Dans le même temps les américains, eux, synthétisèrent la méthédrine qui est une molécule moins efficace pour le combat et qui se rapproche plus des opiacés en terme d’effets.
Il fallut, néanmoins, quelques mois avant que Churchill n’accepte d’en fournir à ses soldats malgré la pression des instances militaires pour aller dans cette direction.

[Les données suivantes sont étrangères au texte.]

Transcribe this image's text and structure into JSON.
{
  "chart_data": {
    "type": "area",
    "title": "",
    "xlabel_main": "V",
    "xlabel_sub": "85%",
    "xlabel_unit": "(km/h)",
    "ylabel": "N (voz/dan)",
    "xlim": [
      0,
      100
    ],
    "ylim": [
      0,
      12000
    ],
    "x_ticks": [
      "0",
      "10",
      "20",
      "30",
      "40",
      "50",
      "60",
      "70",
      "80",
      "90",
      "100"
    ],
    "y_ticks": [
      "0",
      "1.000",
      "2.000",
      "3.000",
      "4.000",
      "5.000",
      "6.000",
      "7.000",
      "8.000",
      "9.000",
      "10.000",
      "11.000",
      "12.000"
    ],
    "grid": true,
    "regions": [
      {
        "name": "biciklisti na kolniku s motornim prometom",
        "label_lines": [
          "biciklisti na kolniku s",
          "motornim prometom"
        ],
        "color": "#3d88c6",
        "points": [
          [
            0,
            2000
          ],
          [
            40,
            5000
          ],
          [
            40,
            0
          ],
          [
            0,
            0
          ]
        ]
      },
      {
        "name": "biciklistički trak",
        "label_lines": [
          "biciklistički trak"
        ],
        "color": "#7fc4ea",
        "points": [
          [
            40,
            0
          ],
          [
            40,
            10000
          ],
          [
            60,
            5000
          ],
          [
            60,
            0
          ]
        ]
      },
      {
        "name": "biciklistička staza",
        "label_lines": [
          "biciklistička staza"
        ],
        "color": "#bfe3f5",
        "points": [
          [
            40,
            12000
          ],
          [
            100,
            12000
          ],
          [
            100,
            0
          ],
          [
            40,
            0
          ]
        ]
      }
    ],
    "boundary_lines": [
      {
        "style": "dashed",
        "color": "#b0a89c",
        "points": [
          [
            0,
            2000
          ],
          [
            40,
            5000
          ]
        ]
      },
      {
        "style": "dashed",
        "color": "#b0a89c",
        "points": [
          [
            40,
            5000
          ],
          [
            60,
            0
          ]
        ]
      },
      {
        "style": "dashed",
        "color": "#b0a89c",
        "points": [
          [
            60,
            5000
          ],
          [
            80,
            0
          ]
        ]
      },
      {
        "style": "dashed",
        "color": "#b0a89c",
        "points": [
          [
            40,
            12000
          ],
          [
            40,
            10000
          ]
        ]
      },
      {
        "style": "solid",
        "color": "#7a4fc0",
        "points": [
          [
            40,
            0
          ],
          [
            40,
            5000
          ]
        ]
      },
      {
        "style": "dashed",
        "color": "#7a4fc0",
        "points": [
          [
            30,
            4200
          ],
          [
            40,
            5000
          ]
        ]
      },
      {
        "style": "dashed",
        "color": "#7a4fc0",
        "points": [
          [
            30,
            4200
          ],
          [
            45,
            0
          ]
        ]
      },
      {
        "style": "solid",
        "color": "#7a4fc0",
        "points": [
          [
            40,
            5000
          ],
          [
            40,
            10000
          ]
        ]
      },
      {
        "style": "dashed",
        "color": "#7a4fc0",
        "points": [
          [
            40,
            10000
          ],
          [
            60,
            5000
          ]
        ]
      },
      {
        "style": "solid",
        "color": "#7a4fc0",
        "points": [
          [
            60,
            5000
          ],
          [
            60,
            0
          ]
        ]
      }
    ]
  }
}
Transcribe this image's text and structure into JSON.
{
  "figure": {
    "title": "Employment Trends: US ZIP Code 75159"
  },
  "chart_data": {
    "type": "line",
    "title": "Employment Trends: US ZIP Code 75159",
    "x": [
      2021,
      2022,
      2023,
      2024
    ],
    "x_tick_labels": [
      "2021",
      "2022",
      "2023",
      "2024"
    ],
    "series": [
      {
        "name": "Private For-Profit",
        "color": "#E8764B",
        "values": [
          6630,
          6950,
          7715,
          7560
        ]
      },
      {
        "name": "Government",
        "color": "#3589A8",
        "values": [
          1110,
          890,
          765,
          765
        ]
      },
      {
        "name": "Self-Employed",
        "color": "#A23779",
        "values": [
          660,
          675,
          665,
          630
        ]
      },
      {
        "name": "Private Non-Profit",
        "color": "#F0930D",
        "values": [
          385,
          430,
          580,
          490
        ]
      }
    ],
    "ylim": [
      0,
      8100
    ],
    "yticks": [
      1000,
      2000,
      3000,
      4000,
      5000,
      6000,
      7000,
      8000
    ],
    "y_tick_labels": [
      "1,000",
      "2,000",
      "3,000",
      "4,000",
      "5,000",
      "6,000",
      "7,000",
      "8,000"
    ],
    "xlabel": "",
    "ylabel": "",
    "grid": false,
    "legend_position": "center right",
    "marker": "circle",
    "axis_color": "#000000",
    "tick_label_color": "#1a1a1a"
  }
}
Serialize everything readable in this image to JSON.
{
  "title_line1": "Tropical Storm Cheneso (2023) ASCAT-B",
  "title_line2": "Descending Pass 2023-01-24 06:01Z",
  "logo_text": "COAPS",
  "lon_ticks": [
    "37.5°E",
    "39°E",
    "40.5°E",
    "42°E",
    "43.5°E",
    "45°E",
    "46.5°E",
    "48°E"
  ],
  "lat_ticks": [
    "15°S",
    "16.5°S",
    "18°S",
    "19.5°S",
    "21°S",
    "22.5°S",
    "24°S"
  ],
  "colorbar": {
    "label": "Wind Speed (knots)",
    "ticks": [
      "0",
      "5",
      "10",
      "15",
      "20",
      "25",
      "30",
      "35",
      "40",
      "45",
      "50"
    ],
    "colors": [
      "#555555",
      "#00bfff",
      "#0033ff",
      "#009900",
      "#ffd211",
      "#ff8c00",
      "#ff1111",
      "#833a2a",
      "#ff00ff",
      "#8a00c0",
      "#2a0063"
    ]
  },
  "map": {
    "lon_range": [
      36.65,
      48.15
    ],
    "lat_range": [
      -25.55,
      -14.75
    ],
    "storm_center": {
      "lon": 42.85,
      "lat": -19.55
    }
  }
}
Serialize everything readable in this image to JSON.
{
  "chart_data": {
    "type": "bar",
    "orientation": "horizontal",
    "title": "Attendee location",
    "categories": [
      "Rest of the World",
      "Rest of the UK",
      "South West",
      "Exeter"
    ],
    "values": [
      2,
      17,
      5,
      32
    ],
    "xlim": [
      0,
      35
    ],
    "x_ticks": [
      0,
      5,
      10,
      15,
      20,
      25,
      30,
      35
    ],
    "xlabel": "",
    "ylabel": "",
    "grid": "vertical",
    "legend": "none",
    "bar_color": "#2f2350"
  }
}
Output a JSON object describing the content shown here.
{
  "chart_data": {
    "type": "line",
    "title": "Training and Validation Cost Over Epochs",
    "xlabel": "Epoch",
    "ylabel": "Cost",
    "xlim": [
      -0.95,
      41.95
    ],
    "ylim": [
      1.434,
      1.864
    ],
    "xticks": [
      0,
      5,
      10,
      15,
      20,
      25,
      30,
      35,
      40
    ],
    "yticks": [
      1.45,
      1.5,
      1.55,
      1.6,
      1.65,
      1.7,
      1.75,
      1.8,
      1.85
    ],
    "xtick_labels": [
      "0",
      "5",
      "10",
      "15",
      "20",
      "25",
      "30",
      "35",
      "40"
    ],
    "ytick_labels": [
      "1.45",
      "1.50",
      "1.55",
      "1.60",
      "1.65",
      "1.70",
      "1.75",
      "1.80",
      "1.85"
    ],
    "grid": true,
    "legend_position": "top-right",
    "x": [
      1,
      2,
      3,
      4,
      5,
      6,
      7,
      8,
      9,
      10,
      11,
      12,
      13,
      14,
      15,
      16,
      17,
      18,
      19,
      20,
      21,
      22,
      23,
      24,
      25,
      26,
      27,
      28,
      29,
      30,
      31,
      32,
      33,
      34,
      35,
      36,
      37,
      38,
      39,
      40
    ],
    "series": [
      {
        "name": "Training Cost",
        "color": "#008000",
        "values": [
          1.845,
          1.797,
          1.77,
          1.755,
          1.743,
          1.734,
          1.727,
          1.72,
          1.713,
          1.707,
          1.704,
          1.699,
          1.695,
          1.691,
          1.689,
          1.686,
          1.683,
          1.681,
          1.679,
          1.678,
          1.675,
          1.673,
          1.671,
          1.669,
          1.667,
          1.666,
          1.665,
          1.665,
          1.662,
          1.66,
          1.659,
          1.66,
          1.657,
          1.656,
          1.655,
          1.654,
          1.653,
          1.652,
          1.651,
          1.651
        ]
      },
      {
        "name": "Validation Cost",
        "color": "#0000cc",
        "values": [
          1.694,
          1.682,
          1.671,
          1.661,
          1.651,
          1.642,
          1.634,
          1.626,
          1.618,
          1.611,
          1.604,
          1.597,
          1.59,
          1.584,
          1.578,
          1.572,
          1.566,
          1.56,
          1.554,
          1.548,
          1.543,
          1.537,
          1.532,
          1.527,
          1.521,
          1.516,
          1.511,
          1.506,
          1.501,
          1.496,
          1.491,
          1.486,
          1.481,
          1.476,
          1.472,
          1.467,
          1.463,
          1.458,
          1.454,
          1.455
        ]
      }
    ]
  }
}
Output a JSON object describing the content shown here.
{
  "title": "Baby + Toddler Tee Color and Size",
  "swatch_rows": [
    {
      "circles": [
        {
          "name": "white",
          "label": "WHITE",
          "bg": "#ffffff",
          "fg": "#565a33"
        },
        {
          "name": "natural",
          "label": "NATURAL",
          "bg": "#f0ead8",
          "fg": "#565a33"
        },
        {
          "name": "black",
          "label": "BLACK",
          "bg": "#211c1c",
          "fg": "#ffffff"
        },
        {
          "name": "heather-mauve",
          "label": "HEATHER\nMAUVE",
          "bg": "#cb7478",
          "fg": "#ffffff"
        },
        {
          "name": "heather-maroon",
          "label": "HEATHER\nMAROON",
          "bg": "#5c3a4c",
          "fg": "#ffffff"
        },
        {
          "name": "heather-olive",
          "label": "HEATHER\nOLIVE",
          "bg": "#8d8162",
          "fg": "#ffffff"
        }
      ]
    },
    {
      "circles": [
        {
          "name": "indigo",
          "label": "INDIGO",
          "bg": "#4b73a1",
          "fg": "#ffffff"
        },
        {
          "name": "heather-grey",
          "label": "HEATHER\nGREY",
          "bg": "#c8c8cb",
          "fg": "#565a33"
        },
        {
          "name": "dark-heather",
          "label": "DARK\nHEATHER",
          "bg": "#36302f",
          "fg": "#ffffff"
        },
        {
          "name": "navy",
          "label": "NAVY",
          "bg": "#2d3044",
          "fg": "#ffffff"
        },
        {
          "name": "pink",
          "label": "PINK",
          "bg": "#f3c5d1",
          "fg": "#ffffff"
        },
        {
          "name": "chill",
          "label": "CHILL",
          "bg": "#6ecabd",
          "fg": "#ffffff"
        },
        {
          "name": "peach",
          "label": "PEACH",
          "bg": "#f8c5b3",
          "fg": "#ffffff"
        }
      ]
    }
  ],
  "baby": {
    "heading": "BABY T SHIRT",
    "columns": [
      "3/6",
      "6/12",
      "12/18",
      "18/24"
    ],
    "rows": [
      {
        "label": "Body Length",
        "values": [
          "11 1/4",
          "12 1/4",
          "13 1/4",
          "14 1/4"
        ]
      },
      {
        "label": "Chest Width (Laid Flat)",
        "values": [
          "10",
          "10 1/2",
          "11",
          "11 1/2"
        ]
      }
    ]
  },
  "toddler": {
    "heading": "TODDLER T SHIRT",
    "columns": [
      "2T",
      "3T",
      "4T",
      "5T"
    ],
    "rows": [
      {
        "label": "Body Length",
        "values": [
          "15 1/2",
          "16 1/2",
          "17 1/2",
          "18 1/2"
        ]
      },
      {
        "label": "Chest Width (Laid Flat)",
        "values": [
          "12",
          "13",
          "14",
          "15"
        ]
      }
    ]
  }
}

Il serait tellement simple et limpide de se dire que si les allemands commirent tant d’atrocités, firent preuve de tant de haine autant que de lâcheté, c’est la conséquence d’une nation entière sous l’emprise de la drogue.
C’est certain que ça peut être rassurant mais ça n’est pas la vérité….et c’est ce que je reproche à ce documentaire car, s’il met l’accent sur les amphétamines, il n’apporte pas assez de nuances à mon sens.

La secte des haschischins au XIIème siècle prenaient bien des drogues avant d’aller au combat. Les poilus de 14 ne pouvaient descendre qu’ivres-morts dans les tranchées. Les conducteurs de trains de déportés supportèrent leur travail qu’imbibés de vodka jours et nuits. On donnait des acides aux GI lors du Viêt-Nam etc….les exemples sont légions.
Donc le fait n’est pas nouveau et je pense qu’il a encore cours, du moins je ne vois pas de raison pour que ça ne le soit pas.

Par contre affirmer que la raison principale pour laquelle un peuple éclairé et si brillant qu’était l’Allemagne de la république de Weimar puisse tomber dans les griffes d’un psychopathe acculturé, d’un démagogue de brasserie, d’un raciste enragé et sadique, se trouve dans la consommation excessive de stimulants retirant toute inhibition et tout sens critique c’est aller un peu vite en besogne.

Les drogues permettent d’aller se faire tuer plus facilement, ou de tuer avec plus d’aisance, mais en aucun cas elles permettent sur le long terme de soutenir une politique génocidaire qui s’applique directement sous ses fenêtres.

Je ne fais pas le procès de l’Allemagne entre 1933 et 1945, ça a déjà été fait et par des gens compétents, par contre je tiens à relativiser la portée de l’utilisation de la métamphétamine par la population qui, s’il est vrai qu’elle existait, n’a pas pu avoir l’influence majeure que certains voient comme une évidence.

Je ne conseille à personne de prendre de la MET mais ceux qui connaissent seront, j’imagine, d’accord avec cela.

Sur ce je vous souhaite une belle soirée.